The money comes just as Gov. Bobby Jindal’s administration is expected to announce Friday budget cuts to address an estimated $171 million shortfall.
“The increase in amnesty funds is welcome news for the state budget as we work to create a plan to eliminate the shortfall created by declining oil prices,” Commissioner of Administration Kristy Nichols said in a prepared statement. “Some of these payments may be used to reduce the impact of expenditure cuts on state agencies and taxpayers.”
She would not say how much of the $40 million or so would be used to fill the $171 million gap in this year’s state budget.
A similar program recouped an estimated $452 million last year, but leaders expected the amount would drop significantly this year and estimated accordingly.
“When you have it year-over-year it’s hard to get the numbers,” Revenue Secretary Tim Barfield said. This year’s program was particularly successful because of a new payment program that allows people and businesses to pay off their owed taxes month by month — rather than paying 100 percent at once.

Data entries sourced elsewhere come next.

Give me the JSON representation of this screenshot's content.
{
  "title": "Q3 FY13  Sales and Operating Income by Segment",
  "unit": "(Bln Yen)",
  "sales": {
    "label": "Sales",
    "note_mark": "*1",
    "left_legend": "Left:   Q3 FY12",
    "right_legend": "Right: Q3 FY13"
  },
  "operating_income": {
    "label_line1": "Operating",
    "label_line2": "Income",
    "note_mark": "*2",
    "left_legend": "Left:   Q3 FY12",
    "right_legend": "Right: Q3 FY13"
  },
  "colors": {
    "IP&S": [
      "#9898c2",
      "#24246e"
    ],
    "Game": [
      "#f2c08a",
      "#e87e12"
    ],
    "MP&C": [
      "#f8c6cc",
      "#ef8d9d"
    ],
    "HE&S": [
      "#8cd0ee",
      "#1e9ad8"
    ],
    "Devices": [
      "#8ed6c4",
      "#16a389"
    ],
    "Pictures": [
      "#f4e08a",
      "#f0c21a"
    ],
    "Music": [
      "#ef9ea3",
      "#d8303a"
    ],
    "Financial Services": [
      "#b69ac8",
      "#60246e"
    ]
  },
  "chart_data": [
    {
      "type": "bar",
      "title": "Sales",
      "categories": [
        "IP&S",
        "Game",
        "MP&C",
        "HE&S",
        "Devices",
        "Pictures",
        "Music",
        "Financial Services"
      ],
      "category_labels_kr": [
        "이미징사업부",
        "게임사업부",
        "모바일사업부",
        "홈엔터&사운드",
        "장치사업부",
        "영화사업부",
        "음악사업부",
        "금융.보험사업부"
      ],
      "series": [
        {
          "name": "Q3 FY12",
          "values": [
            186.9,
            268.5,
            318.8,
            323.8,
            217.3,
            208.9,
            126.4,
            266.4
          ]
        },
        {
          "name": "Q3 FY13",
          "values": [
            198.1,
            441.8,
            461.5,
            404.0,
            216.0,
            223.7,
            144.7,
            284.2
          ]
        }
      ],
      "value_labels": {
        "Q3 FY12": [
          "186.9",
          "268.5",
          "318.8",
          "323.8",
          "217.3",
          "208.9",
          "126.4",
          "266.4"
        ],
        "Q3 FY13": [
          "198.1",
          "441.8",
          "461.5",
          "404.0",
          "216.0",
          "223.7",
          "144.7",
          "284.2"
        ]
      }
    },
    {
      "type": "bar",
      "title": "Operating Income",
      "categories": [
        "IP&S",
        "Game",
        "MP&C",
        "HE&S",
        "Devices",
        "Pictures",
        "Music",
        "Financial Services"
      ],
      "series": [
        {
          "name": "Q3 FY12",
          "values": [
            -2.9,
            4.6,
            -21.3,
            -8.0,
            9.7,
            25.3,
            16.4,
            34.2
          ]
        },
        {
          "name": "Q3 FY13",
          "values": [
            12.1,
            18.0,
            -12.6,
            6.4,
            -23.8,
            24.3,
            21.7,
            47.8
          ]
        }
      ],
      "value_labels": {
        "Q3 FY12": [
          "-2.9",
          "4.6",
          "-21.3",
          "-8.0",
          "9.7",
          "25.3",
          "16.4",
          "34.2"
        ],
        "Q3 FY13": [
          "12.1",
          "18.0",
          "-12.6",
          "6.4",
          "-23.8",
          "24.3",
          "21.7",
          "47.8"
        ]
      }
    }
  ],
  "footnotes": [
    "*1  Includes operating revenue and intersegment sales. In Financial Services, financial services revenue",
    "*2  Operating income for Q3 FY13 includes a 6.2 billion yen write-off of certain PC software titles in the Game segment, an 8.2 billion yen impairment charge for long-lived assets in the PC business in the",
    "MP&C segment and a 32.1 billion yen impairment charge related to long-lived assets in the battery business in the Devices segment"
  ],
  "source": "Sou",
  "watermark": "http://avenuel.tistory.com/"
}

“We got basically $25 million to $30 million of payments we wouldn’t have gotten,” Barfield said.
Unlike last year, the state didn’t accept tax credits as payment. About $70 million of last year’s tax amnesty collections were paid in tax credits, but there was a backlash because the state typically hands out credits to spur economic development and industry growth.
Barfield said the people who participated in this year’s amnesty — some 41,000 applications were received — were more likely to owe less than those who participated last year, because the Department of Revenue had settled debts with several major offenders during the previous program.
About $112 million of the $169 million total collections came through resolving audits and lawsuits, which generally involve businesses. About $57 million came through collecting delinquent tax, which tend to involved individuals and small businesses.
“This year, I think if you look at the average settlement amount it will be significantly less,” Barfield said.
Barfield has cautioned that next year’s scheduled amnesty program likely will pull in even less for the state. “This department will continue to work hard and do all we can, but this is the law of diminishing returns,” he said.
After 2015, the state won’t have another amnesty until 2025, under current state law, though Barfield noted lawmakers could vote to change that.